A semantic model is a YAML configuration file that maps your Snowflake table and column names into business-friendly terms. It classifies each column as a dimension (categorical field for grouping or filtering), time dimension (date or timestamp for period-based questions), or measure (numeric field to aggregate). The descriptions you write in this file are read by the LLM to decide which columns to use when answering a question, making accurate descriptions more important than the technical configuration.

Do I need to know SQL or Python to use Snowflake Cortex Analyst?

End users do not need SQL or Python knowledge to ask questions once Cortex Analyst is set up. However, an initial technical setup is required: creating a Snowflake stage, writing the semantic model YAML, and deploying the Python client or Streamlit app. A data engineer or analyst typically handles the one-time setup, after which business users can query data through a chat interface without writing any code.

How accurate is Snowflake Cortex Analyst for business questions?

Snowflake reports accuracy rates above 85% for aggregation questions (totals, averages, top-N rankings, period comparisons) on well-configured semantic models. Accuracy drops for questions that require joining tables not covered in the same semantic model, or for questions with implicit business logic embedded in the phrasing.

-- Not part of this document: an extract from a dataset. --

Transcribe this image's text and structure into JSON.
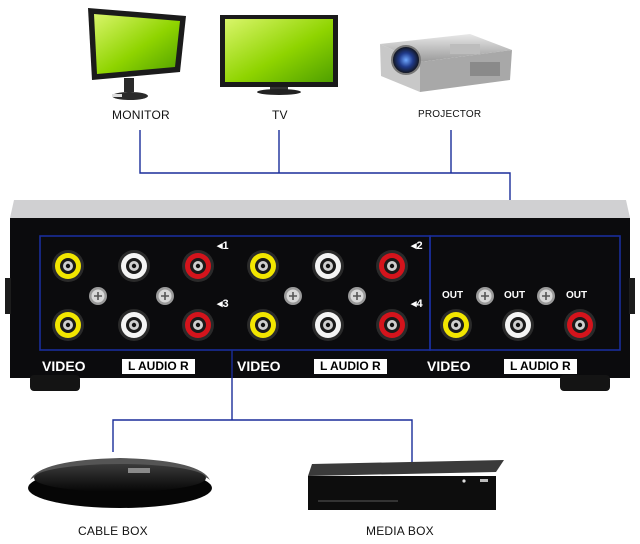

The primary lever for improving accuracy is adding more specific descriptions and synonyms to the semantic model YAML, not modifying the underlying data.

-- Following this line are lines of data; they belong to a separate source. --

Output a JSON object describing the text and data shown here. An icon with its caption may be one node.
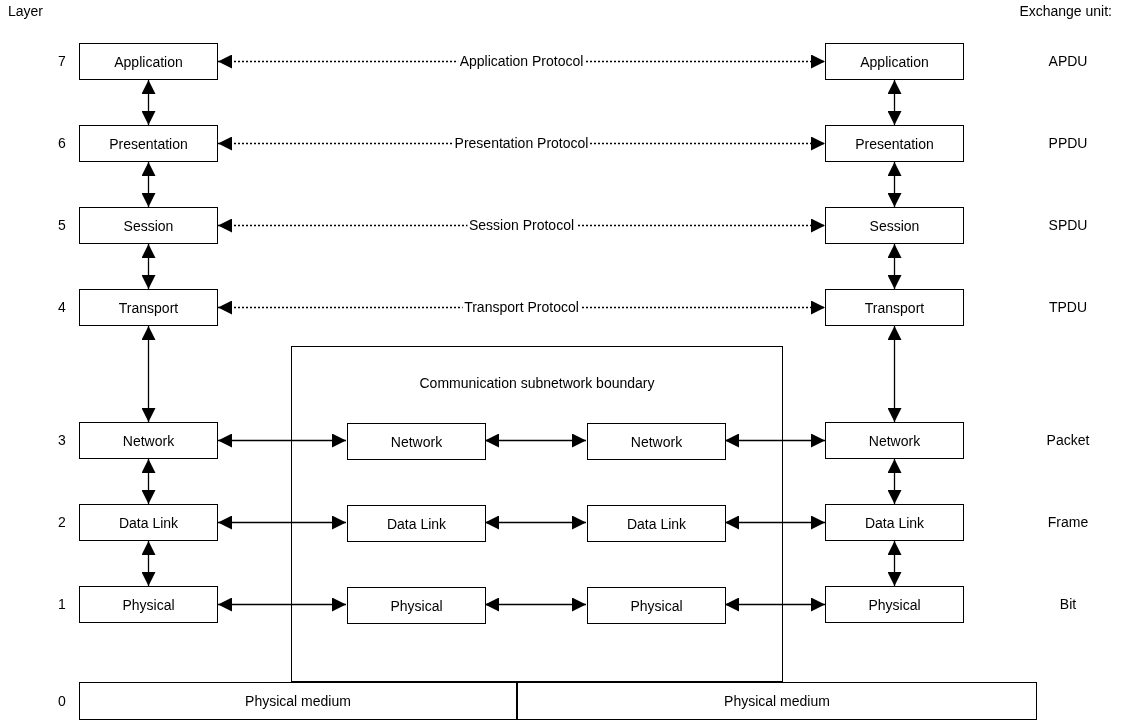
{
  "diagram": {
    "nodes": [
      {
        "text": [
          "Application"
        ]
      },
      {
        "text": [
          "Presentation"
        ]
      },
      {
        "text": [
          "Session"
        ]
      },
      {
        "text": [
          "Transport"
        ]
      },
      {
        "text": [
          "Network"
        ]
      },
      {
        "text": [
          "Data Link"
        ]
      },
      {
        "text": [
          "Physical"
        ]
      },
      {
        "text": [
          "Communication subnetwork boundary"
        ]
      },
      {
        "text": [
          "Network"
        ],
        "in": 7
      },
      {
        "text": [
          "Network"
        ],
        "in": 7
      },
      {
        "text": [
          "Data Link"
        ],
        "in": 7
      },
      {
        "text": [
          "Data Link"
        ],
        "in": 7
      },
      {
        "text": [
          "Physical"
        ],
        "in": 7
      },
      {
        "text": [
          "Physical"
        ],
        "in": 7
      },
      {
        "text": [
          "Application"
        ]
      },
      {
        "text": [
          "Presentation"
        ]
      },
      {
        "text": [
          "Session"
        ]
      },
      {
        "text": [
          "Transport"
        ]
      },
      {
        "text": [
          "Network"
        ]
      },
      {
        "text": [
          "Data Link"
        ]
      },
      {
        "text": [
          "Physical"
        ]
      },
      {
        "text": [
          "Physical medium"
        ]
      },
      {
        "text": [
          "Physical medium"
        ]
      }
    ],
    "edges": [
      {
        "from": 0,
        "to": 1,
        "arrow": "both"
      },
      {
        "from": 1,
        "to": 2,
        "arrow": "both"
      },
      {
        "from": 2,
        "to": 3,
        "arrow": "both"
      },
      {
        "from": 3,
        "to": 4,
        "arrow": "both"
      },
      {
        "from": 4,
        "to": 5,
        "arrow": "both"
      },
      {
        "from": 5,
        "to": 6,
        "arrow": "both"
      },
      {
        "from": 14,
        "to": 15,
        "arrow": "both"
      },
      {
        "from": 15,
        "to": 16,
        "arrow": "both"
      },
      {
        "from": 16,
        "to": 17,
        "arrow": "both"
      },
      {
        "from": 17,
        "to": 18,
        "arrow": "both"
      },
      {
        "from": 18,
        "to": 19,
        "arrow": "both"
      },
      {
        "from": 19,
        "to": 20,
        "arrow": "both"
      },
      {
        "from": 0,
        "to": 14,
        "arrow": "both",
        "label": "Application Protocol",
        "style": "dashed"
      },
      {
        "from": 1,
        "to": 15,
        "arrow": "both",
        "label": "Presentation Protocol",
        "style": "dashed"
      },
      {
        "from": 2,
        "to": 16,
        "arrow": "both",
        "label": "Session Protocol",
        "style": "dashed"
      },
      {
        "from": 3,
        "to": 17,
        "arrow": "both",
        "label": "Transport Protocol",
        "style": "dashed"
      },
      {
        "from": 4,
        "to": 8,
        "arrow": "both"
      },
      {
        "from": 8,
        "to": 9,
        "arrow": "both"
      },
      {
        "from": 9,
        "to": 18,
        "arrow": "both"
      },
      {
        "from": 5,
        "to": 10,
        "arrow": "both"
      },
      {
        "from": 10,
        "to": 11,
        "arrow": "both"
      },
      {
        "from": 11,
        "to": 19,
        "arrow": "both"
      },
      {
        "from": 6,
        "to": 12,
        "arrow": "both"
      },
      {
        "from": 12,
        "to": 13,
        "arrow": "both"
      },
      {
        "from": 13,
        "to": 20,
        "arrow": "both"
      }
    ],
    "labels": [
      "Layer",
      "Exchange unit:",
      "7",
      "APDU",
      "6",
      "PPDU",
      "5",
      "SPDU",
      "4",
      "TPDU",
      "3",
      "Packet",
      "2",
      "Frame",
      "1",
      "Bit",
      "0"
    ]
  }
}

How much does Snowflake Cortex Analyst cost?

Snowflake Cortex Analyst is included in all Snowflake editions with no additional license fee. Usage is billed through standard Snowflake compute credits consumed when executing the generated SQL queries. There is no per-query fee for the natural language translation itself. For exact credit consumption rates for your warehouse size, check your Snowflake account's usage dashboard.